Sechs Wochen nach dem Relaunch bessert Spiegel Online nach. Überraschend kommt dies nicht, der nachträgliche Griff ins Schminkköfferchen war angekündigt, und in den letzten Tagen sprang bereits die Anzahl der Topthemen (oder Aufmacher) stundenweise von fünf auf sechs. Bei den zwei Eilmeldungen, die ich gestern zu Gesicht bekam, waren es sogar zeitweise sieben, bei den sechs scheint es nun zu bleiben. Wer die Aufmacher der einzelnen Ressorts ansteuern möchte, muss nach wie vor weit nach unten scrollen.

Nach dem Relaunch hatte ich den Eindruck (mangels ausreichend Screenshots kann ich ihn leider nicht belegen), dass weniger News veröffentlicht wurden, zumindest dass die Rotation auf der Startseite von Spiegel Online träger geworden war. In Verbindung mit den größer oder auffälliger gewordenen Aufmachern bedeutet dies: Noch weniger Meldungen müssen noch mehr Aufmerksamkeit an sich binden.

Aus eigener Erfahrung weiß ich, dass man durch die Erhöhung der präsentierten Topthemen (und natürlich einer guten Auswahl) die Page Impressions der gesamten Website merklich erhöhen kann. Das freut zwar denjenigen, der die Werbeplätze vermarktet, ist aber noch lange kein journalistisches Konzept.

Spiegel Online hat gestern 117 Newsmeldungen veröffentlicht (nachgezählt in den Schlagzeilen), niemand kann die alle lesen. Die Aufmacher sollen dazu dienen, in diesem Wust an Meldungen die wichtigen Informationen herauszufiltern, die berühmte Gatekeeperfunktion. Doch anscheinend hat Spon mit dem Relaunch das Tor verkleinert. Mir fallen bei einem stündlichen Besuchsrhythmus immer weniger Veränderungen auf. Für neue Leser, die noch keine große Bindung an das Newsportal haben und nur sporadisch vorbeischauen, mag dies allerdings ein Vorteil sein, Stammlesern muss man dann allerdings attraktive Angebote machen, weiter in die Website einzutauchen.

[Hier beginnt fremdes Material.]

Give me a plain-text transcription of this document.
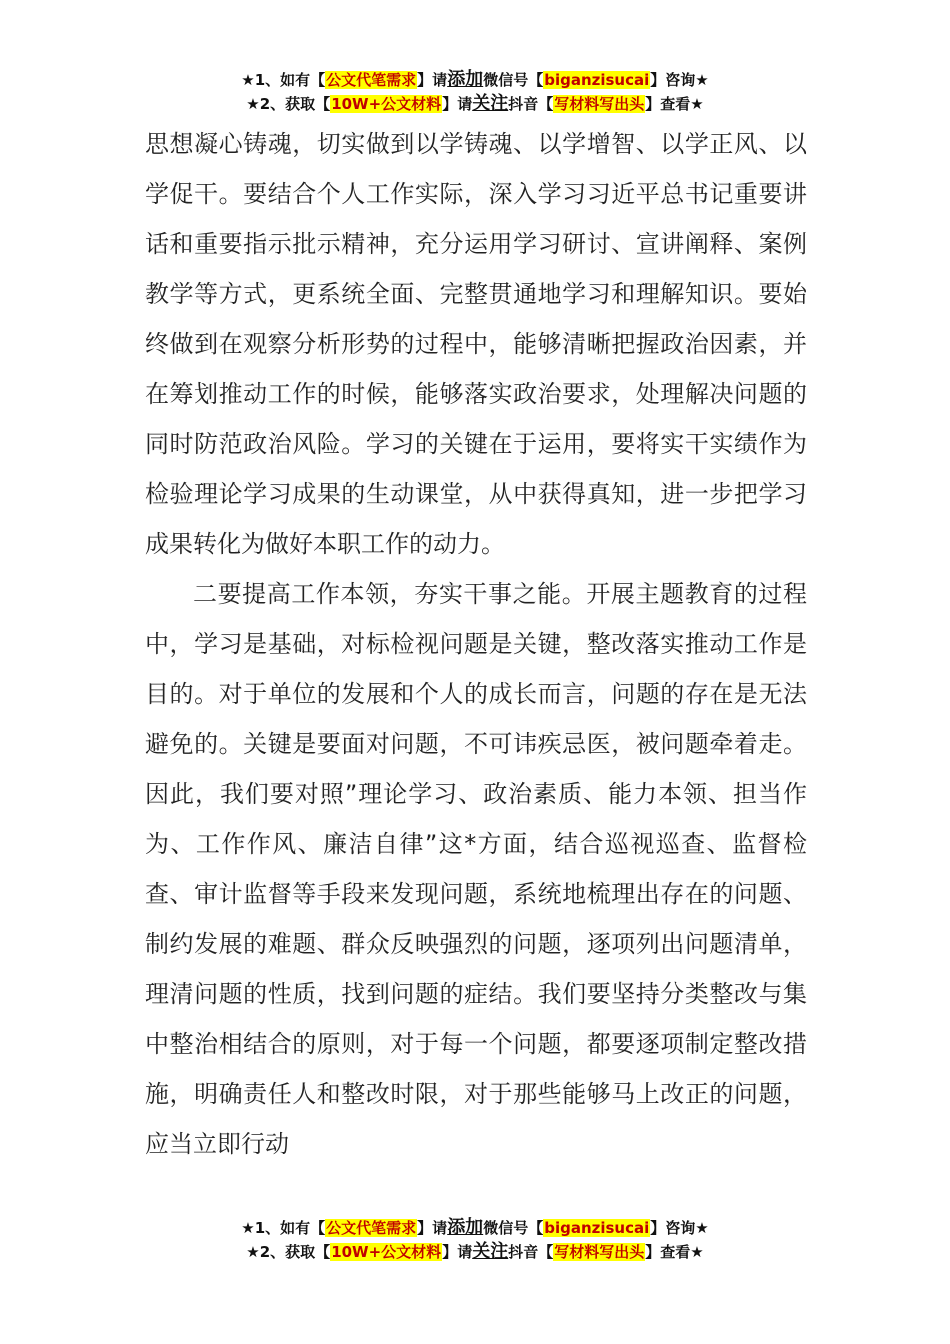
★1、如有【公文代笔需求】请添加微信号【biganzisucai】咨询★
★2、获取【10W+公文材料】请关注抖音【写材料写出头】查看★

思想凝心铸魂，切实做到以学铸魂、以学增智、以学正风、以学促干。要结合个人工作实际，深入学习习近平总书记重要讲话和重要指示批示精神，充分运用学习研讨、宣讲阐释、案例教学等方式，更系统全面、完整贯通地学习和理解知识。要始终做到在观察分析形势的过程中，能够清晰把握政治因素，并在筹划推动工作的时候，能够落实政治要求，处理解决问题的同时防范政治风险。学习的关键在于运用，要将实干实绩作为检验理论学习成果的生动课堂，从中获得真知，进一步把学习成果转化为做好本职工作的动力。

二要提高工作本领，夯实干事之能。开展主题教育的过程中，学习是基础，对标检视问题是关键，整改落实推动工作是目的。对于单位的发展和个人的成长而言，问题的存在是无法避免的。关键是要面对问题，不可讳疾忌医，被问题牵着走。因此，我们要对照”理论学习、政治素质、能力本领、担当作为、工作作风、廉洁自律”这*方面，结合巡视巡查、监督检查、审计监督等手段来发现问题，系统地梳理出存在的问题、制约发展的难题、群众反映强烈的问题，逐项列出问题清单，理清问题的性质，找到问题的症结。我们要坚持分类整改与集中整治相结合的原则，对于每一个问题，都要逐项制定整改措施，明确责任人和整改时限，对于那些能够马上改正的问题，应当立即行动

★1、如有【公文代笔需求】请添加微信号【biganzisucai】咨询★
★2、获取【10W+公文材料】请关注抖音【写材料写出头】查看★
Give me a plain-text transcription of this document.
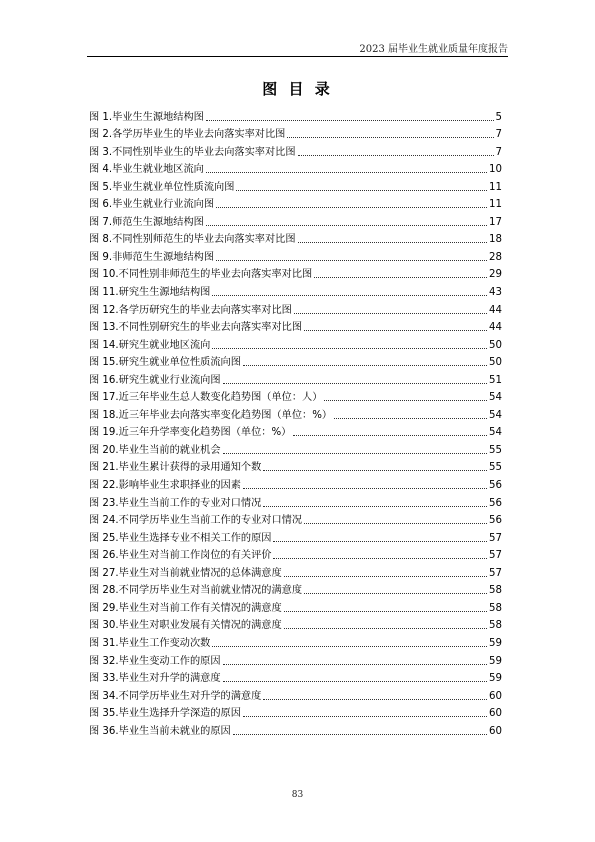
2023 届毕业生就业质量年度报告
图 目 录
图 1.毕业生生源地结构图	5
图 2.各学历毕业生的毕业去向落实率对比图	7
图 3.不同性别毕业生的毕业去向落实率对比图	7
图 4.毕业生就业地区流向	10
图 5.毕业生就业单位性质流向图	11
图 6.毕业生就业行业流向图	11
图 7.师范生生源地结构图	17
图 8.不同性别师范生的毕业去向落实率对比图	18
图 9.非师范生生源地结构图	28
图 10.不同性别非师范生的毕业去向落实率对比图	29
图 11.研究生生源地结构图	43
图 12.各学历研究生的毕业去向落实率对比图	44
图 13.不同性别研究生的毕业去向落实率对比图	44
图 14.研究生就业地区流向	50
图 15.研究生就业单位性质流向图	50
图 16.研究生就业行业流向图	51
图 17.近三年毕业生总人数变化趋势图（单位：人）	54
图 18.近三年毕业去向落实率变化趋势图（单位：%）	54
图 19.近三年升学率变化趋势图（单位：%）	54
图 20.毕业生当前的就业机会	55
图 21.毕业生累计获得的录用通知个数	55
图 22.影响毕业生求职择业的因素	56
图 23.毕业生当前工作的专业对口情况	56
图 24.不同学历毕业生当前工作的专业对口情况	56
图 25.毕业生选择专业不相关工作的原因	57
图 26.毕业生对当前工作岗位的有关评价	57
图 27.毕业生对当前就业情况的总体满意度	57
图 28.不同学历毕业生对当前就业情况的满意度	58
图 29.毕业生对当前工作有关情况的满意度	58
图 30.毕业生对职业发展有关情况的满意度	58
图 31.毕业生工作变动次数	59
图 32.毕业生变动工作的原因	59
图 33.毕业生对升学的满意度	59
图 34.不同学历毕业生对升学的满意度	60
图 35.毕业生选择升学深造的原因	60
图 36.毕业生当前未就业的原因	60
83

Eine Gegenüberstellung der Starsteite mit fünf und sechs Aufmachern zeigt interessanterweise keinen merklichen Unterschied, der obere Teil der Startseite ist nur um wenige Pixel länger geworden. Allerdings handelt es sich auch hier um keine repräsentative Aussage, bei diesem Vergleich wurden willkürlich zwei Screenshots herausgegriffen.

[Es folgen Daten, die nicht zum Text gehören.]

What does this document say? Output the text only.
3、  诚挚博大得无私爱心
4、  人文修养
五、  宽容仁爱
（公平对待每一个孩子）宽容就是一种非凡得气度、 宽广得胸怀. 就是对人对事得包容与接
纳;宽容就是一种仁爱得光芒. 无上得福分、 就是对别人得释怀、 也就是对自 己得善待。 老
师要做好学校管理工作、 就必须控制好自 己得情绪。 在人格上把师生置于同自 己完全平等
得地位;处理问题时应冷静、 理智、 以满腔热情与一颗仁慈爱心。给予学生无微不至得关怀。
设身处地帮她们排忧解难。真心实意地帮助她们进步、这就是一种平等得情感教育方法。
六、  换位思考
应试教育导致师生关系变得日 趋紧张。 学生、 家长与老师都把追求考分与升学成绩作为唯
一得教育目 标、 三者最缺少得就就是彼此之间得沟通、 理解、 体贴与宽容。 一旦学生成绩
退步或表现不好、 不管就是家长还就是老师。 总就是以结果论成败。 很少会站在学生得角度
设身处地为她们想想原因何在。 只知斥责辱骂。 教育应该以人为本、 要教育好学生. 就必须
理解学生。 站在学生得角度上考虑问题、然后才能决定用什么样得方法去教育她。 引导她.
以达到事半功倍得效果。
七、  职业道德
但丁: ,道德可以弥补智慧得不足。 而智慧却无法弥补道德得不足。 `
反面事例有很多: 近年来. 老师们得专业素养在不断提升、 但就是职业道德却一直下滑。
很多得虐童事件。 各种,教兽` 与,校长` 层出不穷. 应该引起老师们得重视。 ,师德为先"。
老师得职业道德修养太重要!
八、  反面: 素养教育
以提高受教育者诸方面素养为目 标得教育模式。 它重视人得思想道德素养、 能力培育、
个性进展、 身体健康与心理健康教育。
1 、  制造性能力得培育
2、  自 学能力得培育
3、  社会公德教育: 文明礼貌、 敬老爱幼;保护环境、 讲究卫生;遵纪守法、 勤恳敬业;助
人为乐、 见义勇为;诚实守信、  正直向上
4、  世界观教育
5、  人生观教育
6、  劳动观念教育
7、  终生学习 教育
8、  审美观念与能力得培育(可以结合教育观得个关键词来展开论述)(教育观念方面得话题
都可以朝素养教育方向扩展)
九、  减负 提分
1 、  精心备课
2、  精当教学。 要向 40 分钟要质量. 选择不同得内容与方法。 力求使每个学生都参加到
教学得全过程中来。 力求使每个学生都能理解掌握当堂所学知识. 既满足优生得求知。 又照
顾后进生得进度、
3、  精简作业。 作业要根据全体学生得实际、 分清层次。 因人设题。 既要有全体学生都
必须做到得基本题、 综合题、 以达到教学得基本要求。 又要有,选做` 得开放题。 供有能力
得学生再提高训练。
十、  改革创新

Die (kleine) Änderung ist damit gar nicht so interessant, vielmehr aber, was sich nach diesen sechs Wochen Nachreife nicht verändert hat: Die einzelnen Ressorts fristen immer noch ein Schattendasein. Schon beim eigentlichen Relaunch hat Spiegel Online in der Haupt- bzw. Topnavigation neben den Nachrichten u.a. die Bereiche Videos, Spiegel Digital und Abos + Shop als dominante Elemente gesetzt. Erst in der Subnavigation der Nachrichten findet man die einzelnen Ressorts.

Klickt man sich dann in ein einzelnes Ressort, gelangt man auf eine völlig uninspirierte Seite, auf der von oben nach unten eine Menge Teaser aufgereiht sind, in zwei unterschiedlichen Teaserformaten, getrennt durch die von der Startseite bekannte Multimedialeiste. Und was bringt mir das? Hier sollten sich eigentlich die einzelnen Schwerpunkte der einzelnen Ressorts wiederfinden, tun sie aber nicht. Wo finde ich im Ressort Kultur die wirklich guten Fernsehkritiken, gesammelt an einem Ort? Wo die Kinokritiken? Wo den Zwiebelfisch? Muss ich dafür wirklich in der Sidebar rechts noch die einzelnen Elemente danach absuchen?

Auch die neuen Links in den Ressortboxen auf der Startseite, die zu den einzelnen Ressorthemen führen, können dieser Lieblosigkeit (oder Desorientierung?) nichts entgegensetzen. Leider. Spiegel Online hat nach einem guten Relaunch nochmals ein paar gute Verbesserungen vorgenommen (auf die ich hier nicht eingegangen bin), aber einige Baustellen blieben nach wie vor unbearbeitet. Es bleibt noch einiges zu tun.